By Community Matters
“Lakewood and DuPont officials have protested the planned Point Defiance bypass, worried about Amtrak trains speeding through their neighborhoods and business districts.” To such concerns, and those of fellow-governors in Wisconsin, Ohio, and Florida who have rejected federal dollars to put high speed trains through their states, Governor Gregoire appears mystified.
“Why they’ve turned it away I have no idea, but that’s good for the state of Washington,” she said. With regards “speeding up the trains”, Gov. Gregoire needs to be brought up-to-speed.
Lakewood’s newest website, www.CommunityMattersWeb.com, solves the mystery.
Am-tax, aka Amtrak, while not a freight train it certainly comes with a lot of baggage.
Some of the headlines of recent articles with the links to their stories to be found at www.CommunityMattersWeb.com all indicate the two rails upon which Am-tax travels: the ignorance of the public, and the arrogance of those pushing the train.
- “Fast Train to Nowhere”
- “High Speed to Insolvency”
- “High-Speed Pork – Why fast trains are a waste of money”
- “Are Proposals for High Speed Rail a Boondoggle?”
Appropriately launched this past May 7th, www.CommunityMattersWeb.com commemorated “National Train Day” promoted on the website for Am-tax where riders are enticed to relax on rail while enjoying water-front views, scenic vistas, and inspiring seascapes – all of which of course will change, presumably the Am-tax website as well, should the Washington Department of Transportation (WSDOT) get its way, by-passing all of the above and double-crossing Lakewood’s business district, trains travelling through the neighborhood 14 times per day at speeds up to 79 miles per hour.
May 7th was also the eve of the 40th anniversary of Am-tax, a kick-off that ticked-off Amtrak’s founder who is now calling it “a massive failure.” Mike Opelka, author of the following excerpt, needs to call it like it is. Seems like he’s holding back:
“This week kicks off the 40th Anniversary of the money-sucking, inefficient, outmoded national rail system we call Amtrak. . . . Amtrak loses bucketloads of money every day. The national rail system operates in the red, generating huge losses and has done so each and every year of its existence. . . putting the overall tab for this antiquated, bloated and inefficient system around $50 billion dollars of taxpayer money. . . . Most private transportation companies have been forced to apply real world solutions in these difficult economic times, yet Amtrak rolls on, acting as if they were exempt from the problem. . . . four decades of massive money losses to serve the transportation needs of less than 2% of the country.”
Meanwhile, speaking of impending train wrecks, Governor Gregoire “wants a new source of revenue to pay for transportation projects, warning Monday that Washington state doesn’t have the money for key expansions or road upkeep in the years to come.”
But Am-tax rolls on.

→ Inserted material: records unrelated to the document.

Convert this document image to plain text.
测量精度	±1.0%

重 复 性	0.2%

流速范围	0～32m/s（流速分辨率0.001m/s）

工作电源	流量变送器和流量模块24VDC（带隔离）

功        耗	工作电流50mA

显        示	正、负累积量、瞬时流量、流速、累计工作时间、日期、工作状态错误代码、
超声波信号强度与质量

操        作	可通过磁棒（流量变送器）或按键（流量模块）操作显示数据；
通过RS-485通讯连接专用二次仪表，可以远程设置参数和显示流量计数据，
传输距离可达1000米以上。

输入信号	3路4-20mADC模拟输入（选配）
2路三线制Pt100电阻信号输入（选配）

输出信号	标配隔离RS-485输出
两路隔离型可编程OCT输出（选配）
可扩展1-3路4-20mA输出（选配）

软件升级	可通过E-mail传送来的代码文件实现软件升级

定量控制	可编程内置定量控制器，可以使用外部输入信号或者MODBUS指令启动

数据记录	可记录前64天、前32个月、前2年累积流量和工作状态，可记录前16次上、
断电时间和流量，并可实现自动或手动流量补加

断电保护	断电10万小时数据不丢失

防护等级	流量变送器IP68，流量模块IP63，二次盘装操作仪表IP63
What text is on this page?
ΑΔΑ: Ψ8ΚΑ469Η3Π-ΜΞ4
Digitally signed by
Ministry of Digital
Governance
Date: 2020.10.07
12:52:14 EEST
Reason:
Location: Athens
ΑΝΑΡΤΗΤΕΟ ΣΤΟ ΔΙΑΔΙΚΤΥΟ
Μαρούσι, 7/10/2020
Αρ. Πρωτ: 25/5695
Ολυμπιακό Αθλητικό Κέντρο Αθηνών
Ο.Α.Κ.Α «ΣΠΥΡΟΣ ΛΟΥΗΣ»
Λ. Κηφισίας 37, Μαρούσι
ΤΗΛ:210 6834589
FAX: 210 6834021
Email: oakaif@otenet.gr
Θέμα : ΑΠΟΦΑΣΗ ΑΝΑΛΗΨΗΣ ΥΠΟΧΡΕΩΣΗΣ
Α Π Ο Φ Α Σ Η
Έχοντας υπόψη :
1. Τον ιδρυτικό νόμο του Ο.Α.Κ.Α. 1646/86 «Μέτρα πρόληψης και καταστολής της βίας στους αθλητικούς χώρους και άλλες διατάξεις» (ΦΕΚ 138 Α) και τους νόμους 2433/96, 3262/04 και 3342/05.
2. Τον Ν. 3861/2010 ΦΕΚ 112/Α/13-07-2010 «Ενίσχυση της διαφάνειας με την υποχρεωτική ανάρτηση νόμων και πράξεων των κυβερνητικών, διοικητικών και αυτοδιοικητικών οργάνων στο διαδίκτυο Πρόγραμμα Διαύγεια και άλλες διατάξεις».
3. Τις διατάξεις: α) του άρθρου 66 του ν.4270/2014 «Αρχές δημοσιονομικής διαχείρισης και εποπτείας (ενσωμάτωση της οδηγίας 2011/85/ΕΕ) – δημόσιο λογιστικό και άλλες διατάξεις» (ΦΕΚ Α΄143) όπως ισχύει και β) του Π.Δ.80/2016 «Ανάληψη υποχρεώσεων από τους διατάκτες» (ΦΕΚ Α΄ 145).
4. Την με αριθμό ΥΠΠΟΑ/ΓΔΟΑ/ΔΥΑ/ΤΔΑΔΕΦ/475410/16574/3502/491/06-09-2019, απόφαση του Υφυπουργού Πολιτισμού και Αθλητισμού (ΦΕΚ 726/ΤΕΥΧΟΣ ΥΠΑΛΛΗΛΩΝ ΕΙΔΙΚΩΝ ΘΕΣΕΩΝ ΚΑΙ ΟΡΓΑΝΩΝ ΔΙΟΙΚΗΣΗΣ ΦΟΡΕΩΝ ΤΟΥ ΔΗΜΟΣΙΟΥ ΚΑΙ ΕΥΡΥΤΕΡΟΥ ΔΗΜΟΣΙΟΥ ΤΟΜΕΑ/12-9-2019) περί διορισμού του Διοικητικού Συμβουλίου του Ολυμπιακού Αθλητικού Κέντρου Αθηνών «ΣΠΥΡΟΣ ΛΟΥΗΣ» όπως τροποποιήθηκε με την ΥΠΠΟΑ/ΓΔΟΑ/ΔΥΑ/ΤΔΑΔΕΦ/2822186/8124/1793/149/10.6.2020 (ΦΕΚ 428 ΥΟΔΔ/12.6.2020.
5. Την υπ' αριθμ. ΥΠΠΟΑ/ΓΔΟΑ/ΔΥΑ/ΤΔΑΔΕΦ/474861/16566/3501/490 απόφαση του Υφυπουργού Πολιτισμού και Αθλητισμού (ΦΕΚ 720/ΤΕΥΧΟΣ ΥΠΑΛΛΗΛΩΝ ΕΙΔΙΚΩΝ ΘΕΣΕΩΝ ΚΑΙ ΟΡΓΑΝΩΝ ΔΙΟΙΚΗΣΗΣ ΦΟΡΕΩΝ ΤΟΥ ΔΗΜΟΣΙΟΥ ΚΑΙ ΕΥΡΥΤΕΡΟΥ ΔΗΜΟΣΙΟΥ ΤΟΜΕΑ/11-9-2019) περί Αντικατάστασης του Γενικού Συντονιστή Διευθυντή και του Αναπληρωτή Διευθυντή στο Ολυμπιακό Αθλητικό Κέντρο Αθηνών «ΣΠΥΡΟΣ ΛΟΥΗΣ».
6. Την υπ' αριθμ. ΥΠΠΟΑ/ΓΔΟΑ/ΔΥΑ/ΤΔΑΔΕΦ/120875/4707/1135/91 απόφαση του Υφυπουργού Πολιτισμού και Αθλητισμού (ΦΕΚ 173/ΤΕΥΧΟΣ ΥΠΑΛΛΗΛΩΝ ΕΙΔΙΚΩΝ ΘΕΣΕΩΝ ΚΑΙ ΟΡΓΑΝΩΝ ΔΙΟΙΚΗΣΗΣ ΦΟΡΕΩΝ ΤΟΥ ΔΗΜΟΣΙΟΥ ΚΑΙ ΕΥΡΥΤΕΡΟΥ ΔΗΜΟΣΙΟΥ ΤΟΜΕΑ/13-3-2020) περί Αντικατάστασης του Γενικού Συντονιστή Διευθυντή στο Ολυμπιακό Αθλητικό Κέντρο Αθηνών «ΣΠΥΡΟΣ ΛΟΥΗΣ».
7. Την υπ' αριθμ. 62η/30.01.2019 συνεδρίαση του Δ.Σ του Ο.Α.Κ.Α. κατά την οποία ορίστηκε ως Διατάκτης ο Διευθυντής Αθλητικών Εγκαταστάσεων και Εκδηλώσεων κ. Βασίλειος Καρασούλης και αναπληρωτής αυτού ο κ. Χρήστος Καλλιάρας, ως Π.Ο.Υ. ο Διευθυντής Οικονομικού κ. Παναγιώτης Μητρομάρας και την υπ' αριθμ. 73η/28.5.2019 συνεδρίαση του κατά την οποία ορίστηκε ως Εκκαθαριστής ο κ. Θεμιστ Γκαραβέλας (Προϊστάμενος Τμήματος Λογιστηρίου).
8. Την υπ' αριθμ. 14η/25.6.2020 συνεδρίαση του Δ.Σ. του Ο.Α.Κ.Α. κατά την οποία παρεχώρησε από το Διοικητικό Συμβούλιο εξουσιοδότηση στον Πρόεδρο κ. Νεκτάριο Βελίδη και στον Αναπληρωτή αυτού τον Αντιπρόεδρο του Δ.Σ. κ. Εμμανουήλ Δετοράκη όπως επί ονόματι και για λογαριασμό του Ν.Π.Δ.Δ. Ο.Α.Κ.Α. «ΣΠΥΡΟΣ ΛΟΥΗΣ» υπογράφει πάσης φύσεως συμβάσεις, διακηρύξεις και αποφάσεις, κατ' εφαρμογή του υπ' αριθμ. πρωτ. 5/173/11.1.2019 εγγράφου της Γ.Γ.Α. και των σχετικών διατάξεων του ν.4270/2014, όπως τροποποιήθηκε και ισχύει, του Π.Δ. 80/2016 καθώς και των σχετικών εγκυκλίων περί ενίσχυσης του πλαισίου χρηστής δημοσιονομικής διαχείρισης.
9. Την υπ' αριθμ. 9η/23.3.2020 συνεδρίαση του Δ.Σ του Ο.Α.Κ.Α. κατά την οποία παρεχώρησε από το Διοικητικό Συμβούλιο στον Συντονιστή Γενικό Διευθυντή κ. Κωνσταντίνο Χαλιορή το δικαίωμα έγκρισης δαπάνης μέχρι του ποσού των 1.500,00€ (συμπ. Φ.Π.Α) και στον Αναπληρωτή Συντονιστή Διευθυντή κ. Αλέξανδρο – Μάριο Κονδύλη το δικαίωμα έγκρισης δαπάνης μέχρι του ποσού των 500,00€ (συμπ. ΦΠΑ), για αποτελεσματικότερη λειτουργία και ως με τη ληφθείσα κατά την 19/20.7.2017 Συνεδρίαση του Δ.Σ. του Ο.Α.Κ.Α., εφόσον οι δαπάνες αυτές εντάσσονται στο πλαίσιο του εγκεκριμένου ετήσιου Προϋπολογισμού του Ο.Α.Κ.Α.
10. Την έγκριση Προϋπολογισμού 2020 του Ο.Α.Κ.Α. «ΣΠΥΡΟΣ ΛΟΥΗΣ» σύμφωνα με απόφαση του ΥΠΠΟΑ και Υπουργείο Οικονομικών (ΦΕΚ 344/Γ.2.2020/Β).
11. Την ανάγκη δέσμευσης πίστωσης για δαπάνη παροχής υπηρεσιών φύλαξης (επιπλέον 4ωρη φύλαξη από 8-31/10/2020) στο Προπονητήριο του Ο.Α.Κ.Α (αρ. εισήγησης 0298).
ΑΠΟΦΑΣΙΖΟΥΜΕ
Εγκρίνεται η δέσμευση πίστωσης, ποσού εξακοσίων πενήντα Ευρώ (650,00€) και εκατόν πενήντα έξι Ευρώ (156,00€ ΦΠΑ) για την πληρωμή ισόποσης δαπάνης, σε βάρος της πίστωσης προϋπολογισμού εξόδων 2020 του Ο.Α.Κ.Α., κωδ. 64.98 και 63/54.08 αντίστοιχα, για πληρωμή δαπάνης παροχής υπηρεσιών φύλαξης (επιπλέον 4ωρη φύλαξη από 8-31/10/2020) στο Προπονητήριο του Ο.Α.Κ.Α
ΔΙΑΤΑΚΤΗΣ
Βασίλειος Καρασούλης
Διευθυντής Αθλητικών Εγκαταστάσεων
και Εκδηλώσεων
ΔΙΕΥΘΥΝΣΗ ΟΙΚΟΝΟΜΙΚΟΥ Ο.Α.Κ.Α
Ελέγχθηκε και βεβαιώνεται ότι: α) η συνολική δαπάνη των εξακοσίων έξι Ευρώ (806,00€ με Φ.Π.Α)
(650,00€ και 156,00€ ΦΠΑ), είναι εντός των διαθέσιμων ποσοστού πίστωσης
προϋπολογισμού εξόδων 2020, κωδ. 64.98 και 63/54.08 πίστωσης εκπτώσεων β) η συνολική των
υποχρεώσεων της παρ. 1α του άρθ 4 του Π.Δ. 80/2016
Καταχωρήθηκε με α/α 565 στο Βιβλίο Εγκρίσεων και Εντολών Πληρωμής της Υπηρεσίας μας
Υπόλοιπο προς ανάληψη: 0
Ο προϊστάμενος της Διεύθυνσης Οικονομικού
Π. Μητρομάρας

And over, the public. State Transportation Secretary Paula Hammond said “It is important that we achieve that goal (of the railway project) in cooperation with the cities and local communities along the corridor. We will all benefit from a deliberate, thorough and transparent process.” Well right now – as you read this – there’s not a whole lot of that happy-we’re-aboard sentiment reflected in the feedback from those who will be taxed to pay for Am-tax.